MonteAkers.com seems designed to make local state senate candidate Monte Akers unappealing to Republican voters, because it was designed to make him unappealing to Republican voters—and it was funded by a Republican interest group.

MonteAkers.com looks like an official candidate website, but it doesn’t really have any content other than an out-of-context quote from a Hillsboro Signal article, used to make Akers, a Republican, look like an ardent supporter of tax increases.

Here’s Caleb Diehl, writing for OregonBusiness.com:

Infighting in the Republican Party primaries reached a new level a week ago.
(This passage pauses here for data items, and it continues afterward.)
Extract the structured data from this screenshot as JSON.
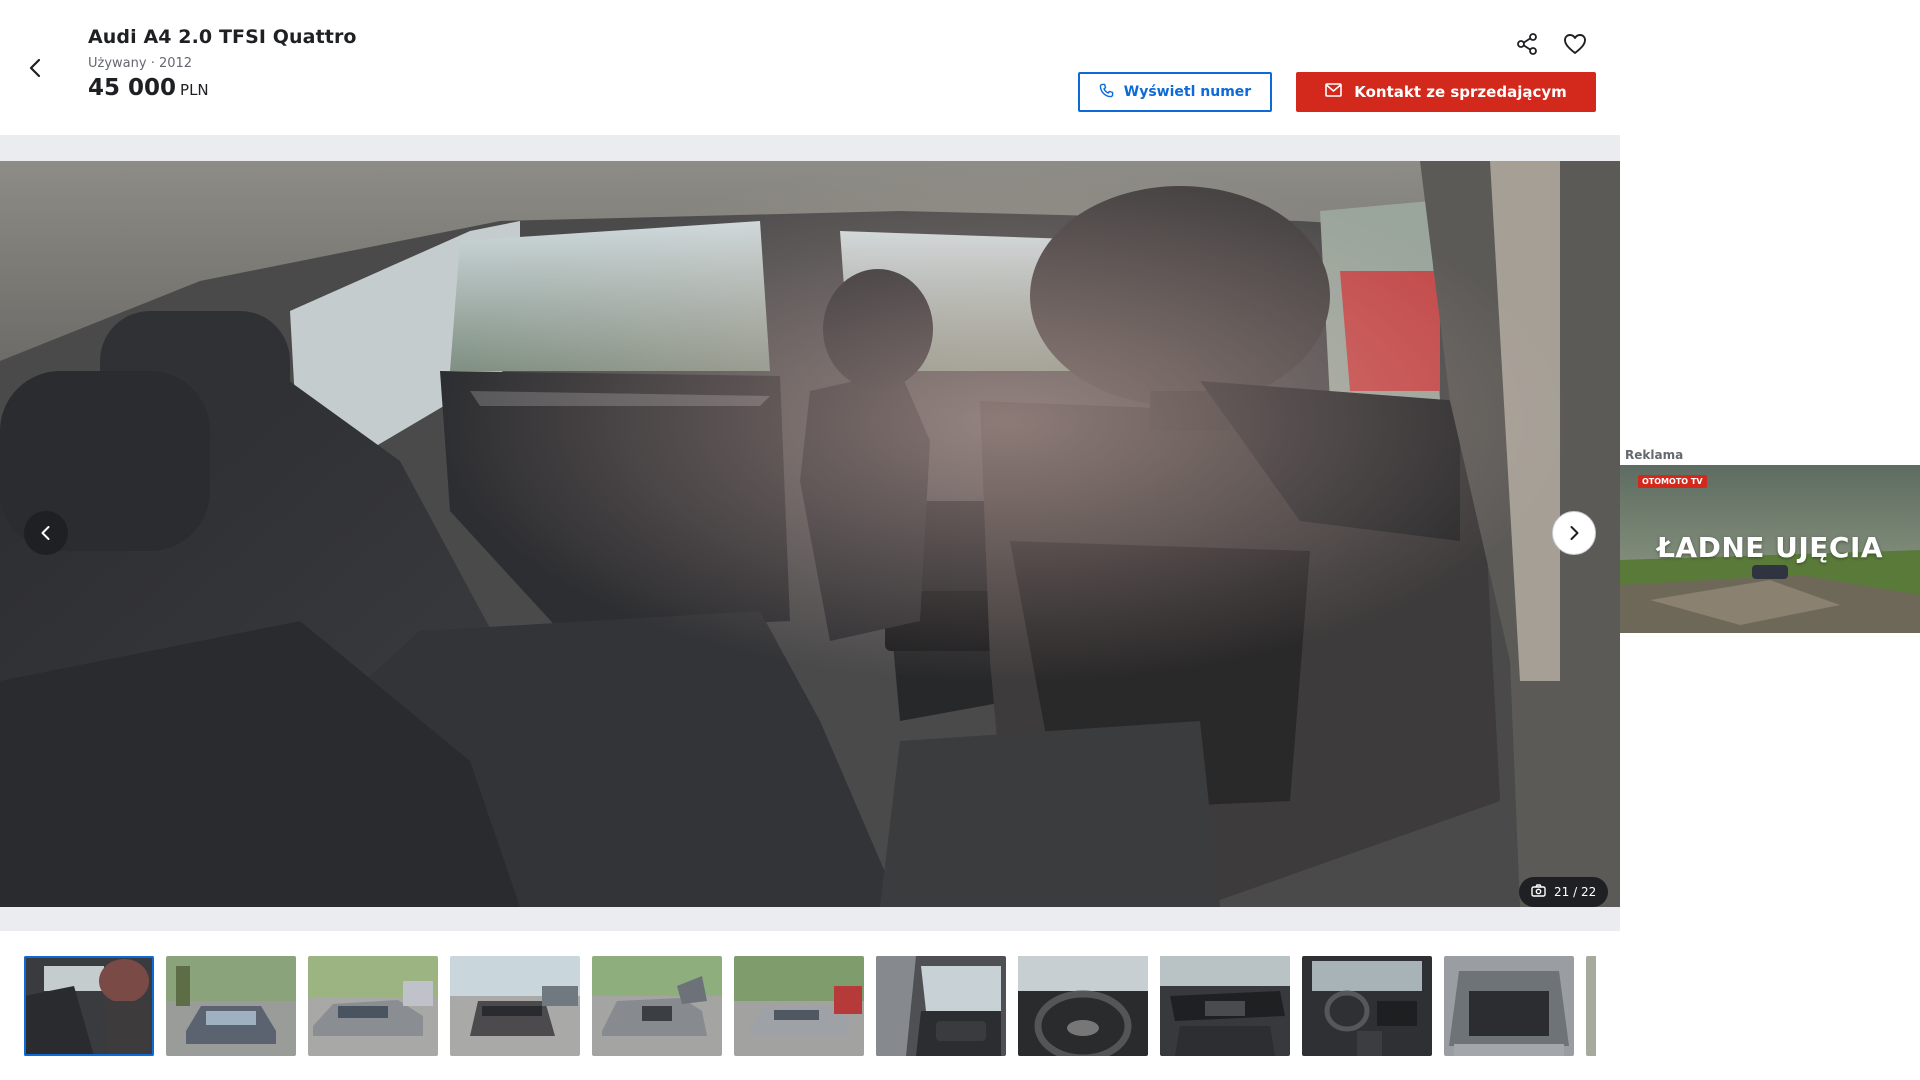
{
  "listing": {
    "title": "Audi A4 2.0 TFSI Quattro",
    "subtitle": "Używany · 2012",
    "price_value": "45 000",
    "price_currency": "PLN"
  },
  "actions": {
    "show_number": "Wyświetl numer",
    "contact_seller": "Kontakt ze sprzedającym"
  },
  "gallery": {
    "counter": "21 / 22",
    "current": 21,
    "total": 22,
    "thumbnail_count": 11
  },
  "ad": {
    "label": "Reklama",
    "logo": "OTOMOTO TV",
    "text": "ŁADNE UJĘCIA"
  },
  "colors": {
    "primary_blue": "#0d6ad6",
    "accent_red": "#d2291c",
    "text_dark": "#1f2023"
  },
  "icons": {
    "back": "chevron-left-icon",
    "share": "share-icon",
    "favorite": "heart-icon",
    "phone": "phone-icon",
    "mail": "mail-icon",
    "camera": "camera-icon"
  }
}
The Senate Republicans’ Leadership Fund, a political action committee that finances Republican candidates for Senate, set up a website masquerading as the campaign site for Senate candidate Monte Akers, a Republican from Hillsboro.  The fake site, monteakers.com, contains a press release implying that Akers advocates raising taxes. The release quotes a Hillsboro Signal article about Akers’ support for a bond measure to fund Hillsboro public schools.

And that’s not all: someone is buying ads to make sure this fake website comes up first when you search for Monte Akers online.

Akers, who lost his Hillsboro School Board seat last year in a progressive wave, is running for State Senate as a Republican. His opponent in the primary, Alexander Flores, also ran for school board last year, and also lost to that same progressive wave. Why these people think they can unseat Democrat incumbent Chuck Riley in 2018, after losing school board races, is another topic of conversation entirely.

Republican money is being used to attack Akers, apparently in support of Flores. The funny thing: our profile of Flores also has a potentially useful out-of-context quote:

Either that, or we start raising their taxes.

I’ve removed the nuance from that sentence. Putting that on a website that pretends to be the homepage for Flores wouldn’t be fair at all, would it?